Accounting and bookkeeping are very similar terms, but they are not exactly the same thing. Bookkeeping is merely an application of accounting principles, while accounting is the method of selecting methods of accounting. Generally, bookkeeping details the actual financial transactions in a company or organisation. Such records are then used to prepare reports at regular intervals, for review and decision-making purposes.
The basic function of accounting is to keep records of all financial transactions (both positive and negative) and then summarize the information into reports. Accounting and bookkeeping are related because they require the use of ledgers, computer programs and journals to record and summarize information. All transactions are recorded in ledgers, either manually or electronically, and then processed using internal or external software. The main role of accounting is to record the financial aspects of a small business. Accounting is also part of the larger process of accounting in industry and other organisations.
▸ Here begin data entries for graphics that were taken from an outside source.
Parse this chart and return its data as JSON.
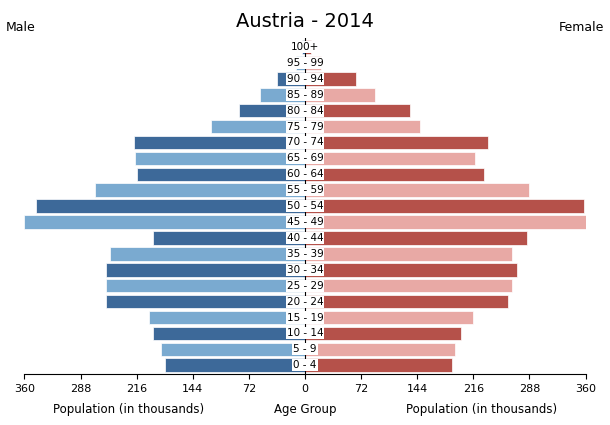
{
  "title": "Austria - 2014",
  "label_male": "Male",
  "label_female": "Female",
  "xlabel_left": "Population (in thousands)",
  "xlabel_center": "Age Group",
  "xlabel_right": "Population (in thousands)",
  "age_groups": [
    "100+",
    "95 - 99",
    "90 - 94",
    "85 - 89",
    "80 - 84",
    "75 - 79",
    "70 - 74",
    "65 - 69",
    "60 - 64",
    "55 - 59",
    "50 - 54",
    "45 - 49",
    "40 - 44",
    "35 - 39",
    "30 - 34",
    "25 - 29",
    "20 - 24",
    "15 - 19",
    "10 - 14",
    "5 - 9",
    "0 - 4"
  ],
  "male_values": [
    4,
    12,
    36,
    58,
    85,
    120,
    220,
    218,
    215,
    270,
    345,
    360,
    195,
    250,
    255,
    255,
    255,
    200,
    195,
    185,
    180
  ],
  "female_values": [
    8,
    20,
    65,
    90,
    135,
    148,
    235,
    218,
    230,
    288,
    358,
    365,
    285,
    265,
    272,
    265,
    260,
    215,
    200,
    192,
    188
  ],
  "male_dark": "#3d6999",
  "male_light": "#7aaad0",
  "female_dark": "#b5514a",
  "female_light": "#e8a9a5",
  "xlim": 360,
  "xticks": [
    360,
    288,
    216,
    144,
    72,
    0,
    72,
    144,
    216,
    288,
    360
  ],
  "xtick_labels": [
    "360",
    "288",
    "216",
    "144",
    "72",
    "0",
    "72",
    "144",
    "216",
    "288",
    "360"
  ],
  "background_color": "#ffffff",
  "bar_edge_color": "#ffffff",
  "bar_linewidth": 0.5,
  "title_fontsize": 14,
  "label_fontsize": 9,
  "tick_fontsize": 8,
  "age_label_fontsize": 7.5,
  "xlabel_fontsize": 8.5
}
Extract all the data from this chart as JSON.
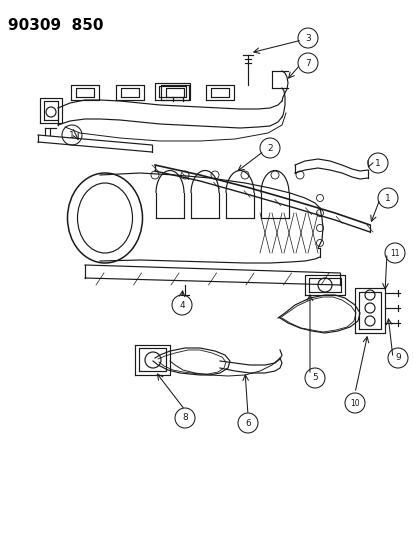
{
  "title": "90309  850",
  "bg_color": "#ffffff",
  "fig_width": 4.14,
  "fig_height": 5.33,
  "dpi": 100,
  "line_color": "#1a1a1a",
  "lw": 0.85,
  "callout_r": 0.013,
  "callout_fs": 6.5
}
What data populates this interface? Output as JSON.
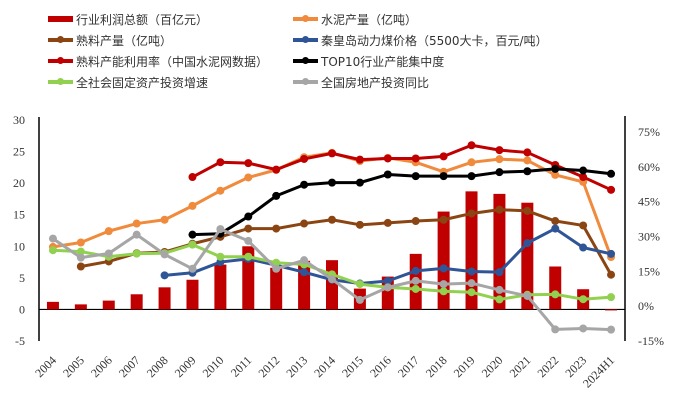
{
  "chart_data": {
    "type": "bar+line",
    "title": "",
    "categories": [
      "2004",
      "2005",
      "2006",
      "2007",
      "2008",
      "2009",
      "2010",
      "2011",
      "2012",
      "2013",
      "2014",
      "2015",
      "2016",
      "2017",
      "2018",
      "2019",
      "2020",
      "2021",
      "2022",
      "2023",
      "2024H1"
    ],
    "left_axis": {
      "ylim": [
        -5,
        30
      ],
      "ticks": [
        "-5",
        "0",
        "5",
        "10",
        "15",
        "20",
        "25",
        "30"
      ],
      "tick_values": [
        -5,
        0,
        5,
        10,
        15,
        20,
        25,
        30
      ]
    },
    "right_axis": {
      "ylim": [
        -15,
        75
      ],
      "ticks": [
        "-15%",
        "0%",
        "15%",
        "30%",
        "45%",
        "60%",
        "75%"
      ],
      "tick_values": [
        -15,
        0,
        15,
        30,
        45,
        60,
        75
      ]
    },
    "grid": false,
    "legend_position": "top",
    "series": [
      {
        "name": "行业利润总额（百亿元）",
        "type": "bar",
        "axis": "left",
        "color": "#c00000",
        "values": [
          1.2,
          0.8,
          1.4,
          2.4,
          3.5,
          4.7,
          7.1,
          10.0,
          6.6,
          7.7,
          7.8,
          3.3,
          5.2,
          8.8,
          15.5,
          18.7,
          18.3,
          16.9,
          6.8,
          3.2,
          -0.1
        ]
      },
      {
        "name": "水泥产量（亿吨）",
        "type": "line",
        "axis": "left",
        "color": "#f08a3c",
        "values": [
          9.9,
          10.6,
          12.4,
          13.6,
          14.2,
          16.4,
          18.8,
          20.9,
          22.1,
          24.1,
          24.8,
          23.5,
          24.0,
          23.3,
          21.8,
          23.3,
          23.8,
          23.6,
          21.3,
          20.2,
          8.3
        ]
      },
      {
        "name": "熟料产量（亿吨）",
        "type": "line",
        "axis": "left",
        "color": "#8b4513",
        "values": [
          null,
          6.8,
          7.6,
          8.9,
          9.1,
          10.4,
          11.5,
          12.8,
          12.8,
          13.6,
          14.2,
          13.4,
          13.7,
          14.0,
          14.2,
          15.2,
          15.8,
          15.6,
          14.0,
          13.3,
          5.5
        ]
      },
      {
        "name": "秦皇岛动力煤价格（5500大卡，百元/吨）",
        "type": "line",
        "axis": "left",
        "color": "#2f5597",
        "values": [
          null,
          null,
          null,
          null,
          5.4,
          5.8,
          7.5,
          8.0,
          7.0,
          5.9,
          4.7,
          4.1,
          4.5,
          6.1,
          6.5,
          6.0,
          5.9,
          10.5,
          12.8,
          9.8,
          8.8
        ]
      },
      {
        "name": "熟料产能利用率（中国水泥网数据）",
        "type": "line",
        "axis": "right",
        "color": "#c00000",
        "values": [
          null,
          null,
          null,
          null,
          null,
          55.6,
          62.0,
          61.6,
          58.8,
          63.4,
          65.8,
          63.1,
          63.6,
          63.6,
          64.5,
          69.3,
          67.2,
          66.2,
          60.8,
          55.6,
          50.1
        ]
      },
      {
        "name": "TOP10行业产能集中度",
        "type": "line",
        "axis": "right",
        "color": "#000000",
        "values": [
          null,
          null,
          null,
          null,
          null,
          30.8,
          31.2,
          38.6,
          47.5,
          52.3,
          53.2,
          53.2,
          56.7,
          56.0,
          56.0,
          56.0,
          57.7,
          58.1,
          59.1,
          58.4,
          57.0
        ]
      },
      {
        "name": "全社会固定资产投资增速",
        "type": "line",
        "axis": "right",
        "color": "#92d050",
        "values": [
          24.1,
          23.5,
          21.3,
          22.6,
          22.8,
          26.5,
          21.3,
          21.3,
          18.7,
          18.0,
          13.7,
          9.5,
          8.1,
          7.4,
          6.4,
          6.0,
          2.9,
          4.9,
          5.1,
          3.0,
          3.9
        ]
      },
      {
        "name": "全国房地产投资同比",
        "type": "line",
        "axis": "right",
        "color": "#a6a6a6",
        "values": [
          29.1,
          20.9,
          22.7,
          30.8,
          22.3,
          16.1,
          33.2,
          28.1,
          16.1,
          19.8,
          11.6,
          2.7,
          8.1,
          10.9,
          9.5,
          9.9,
          7.0,
          4.4,
          -10.0,
          -9.6,
          -10.1
        ]
      }
    ]
  }
}
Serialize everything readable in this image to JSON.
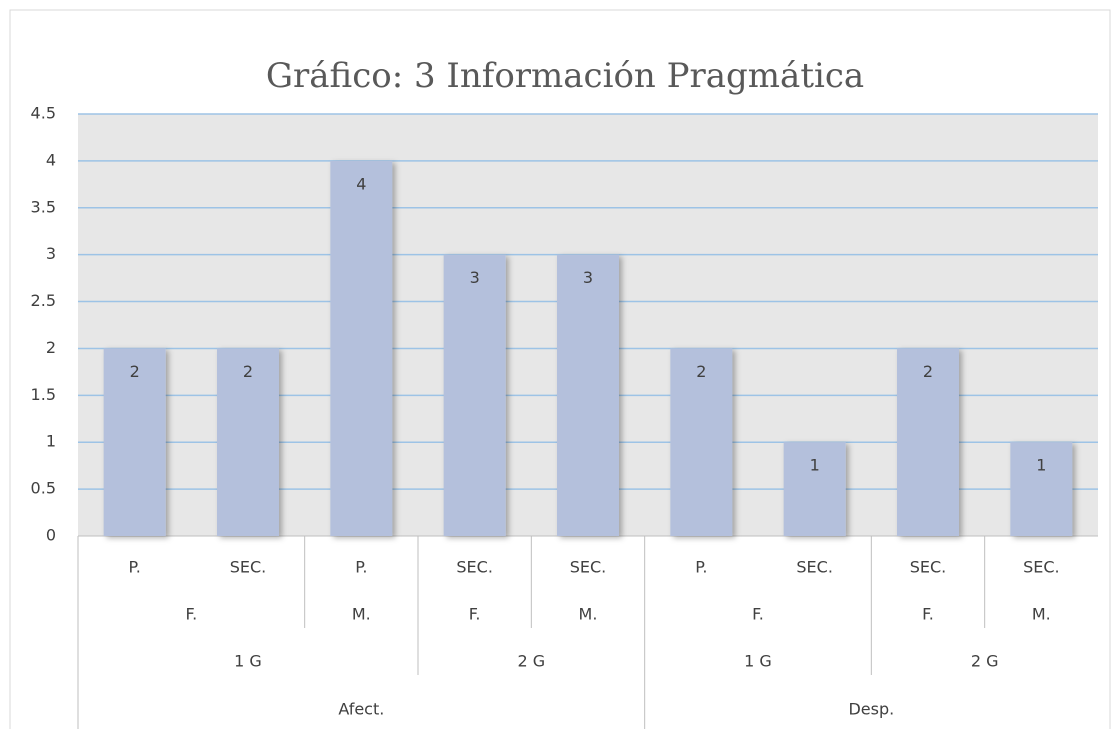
{
  "chart_data": {
    "type": "bar",
    "title": "Gráfico: 3 Información Pragmática",
    "categories": [
      "P.",
      "SEC.",
      "P.",
      "SEC.",
      "SEC.",
      "P.",
      "SEC.",
      "SEC.",
      "SEC."
    ],
    "category_groups": [
      [
        {
          "label": "F.",
          "count": 2
        },
        {
          "label": "M.",
          "count": 1
        },
        {
          "label": "F.",
          "count": 1
        },
        {
          "label": "M.",
          "count": 1
        },
        {
          "label": "F.",
          "count": 2
        },
        {
          "label": "F.",
          "count": 1
        },
        {
          "label": "M.",
          "count": 1
        }
      ],
      [
        {
          "label": "1 G",
          "count": 3
        },
        {
          "label": "2 G",
          "count": 2
        },
        {
          "label": "1 G",
          "count": 2
        },
        {
          "label": "2 G",
          "count": 2
        }
      ],
      [
        {
          "label": "Afect.",
          "count": 5
        },
        {
          "label": "Desp.",
          "count": 4
        }
      ]
    ],
    "values": [
      2,
      2,
      4,
      3,
      3,
      2,
      1,
      2,
      1
    ],
    "color": "#b4c0dc",
    "ylim": [
      0,
      4.5
    ],
    "yticks": [
      0,
      0.5,
      1,
      1.5,
      2,
      2.5,
      3,
      3.5,
      4,
      4.5
    ],
    "grid": true
  }
}
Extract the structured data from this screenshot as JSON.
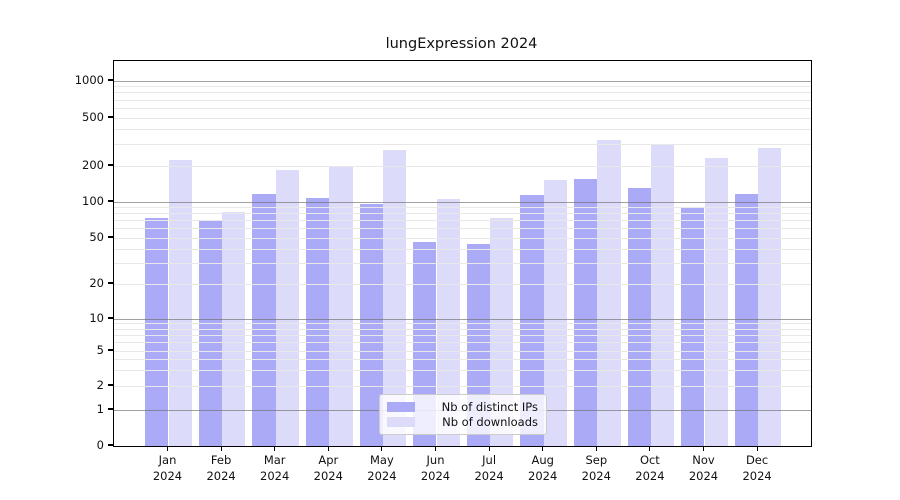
{
  "title": "lungExpression 2024",
  "colors": {
    "distinct_ips": "#aaaaf7",
    "downloads": "#dcdcfa",
    "grid_major": "#b0b0b0",
    "grid_minor": "#e8e8e8",
    "axis": "#000000"
  },
  "legend": {
    "items": [
      {
        "label": "Nb of distinct IPs",
        "color_key": "distinct_ips"
      },
      {
        "label": "Nb of downloads",
        "color_key": "downloads"
      }
    ]
  },
  "y_axis": {
    "tick_labels": [
      "1000",
      "500",
      "200",
      "100",
      "50",
      "20",
      "10",
      "5",
      "2",
      "1",
      "0"
    ]
  },
  "x_axis": {
    "months": [
      {
        "month": "Jan",
        "year": "2024"
      },
      {
        "month": "Feb",
        "year": "2024"
      },
      {
        "month": "Mar",
        "year": "2024"
      },
      {
        "month": "Apr",
        "year": "2024"
      },
      {
        "month": "May",
        "year": "2024"
      },
      {
        "month": "Jun",
        "year": "2024"
      },
      {
        "month": "Jul",
        "year": "2024"
      },
      {
        "month": "Aug",
        "year": "2024"
      },
      {
        "month": "Sep",
        "year": "2024"
      },
      {
        "month": "Oct",
        "year": "2024"
      },
      {
        "month": "Nov",
        "year": "2024"
      },
      {
        "month": "Dec",
        "year": "2024"
      }
    ]
  },
  "chart_data": {
    "type": "bar",
    "title": "lungExpression 2024",
    "categories": [
      "Jan 2024",
      "Feb 2024",
      "Mar 2024",
      "Apr 2024",
      "May 2024",
      "Jun 2024",
      "Jul 2024",
      "Aug 2024",
      "Sep 2024",
      "Oct 2024",
      "Nov 2024",
      "Dec 2024"
    ],
    "series": [
      {
        "name": "Nb of distinct IPs",
        "values": [
          73,
          70,
          117,
          108,
          97,
          46,
          44,
          115,
          157,
          130,
          90,
          116
        ]
      },
      {
        "name": "Nb of downloads",
        "values": [
          226,
          83,
          184,
          201,
          270,
          106,
          73,
          153,
          328,
          297,
          231,
          283
        ]
      }
    ],
    "xlabel": "",
    "ylabel": "",
    "yscale": "log (with 0 baseline)",
    "y_ticks": [
      0,
      1,
      2,
      5,
      10,
      20,
      50,
      100,
      200,
      500,
      1000
    ],
    "ylim": [
      0,
      1450
    ],
    "grid": "horizontal major (decades, dark) + minor (light), drawn over bars",
    "legend_position": "lower center"
  }
}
As compared to bookkeeping, which is usually done by manual workers, accounting and bookkeeping are usually performed by computerised accounting systems. The primary difference between the two is that bookkeepers normally carry out the day-to-day clerical tasks, while an account manager controls the computerised ledgers. Some companies also hire certified public accountants (CPA) or laymen to perform the accounting work for them. Certified public accountants (CPAs) or accountants with a practising certificate are required to have a three-year degree in accounting and bookkeeping, as well as a certification from a national accrediting body, before they can practice as accountants.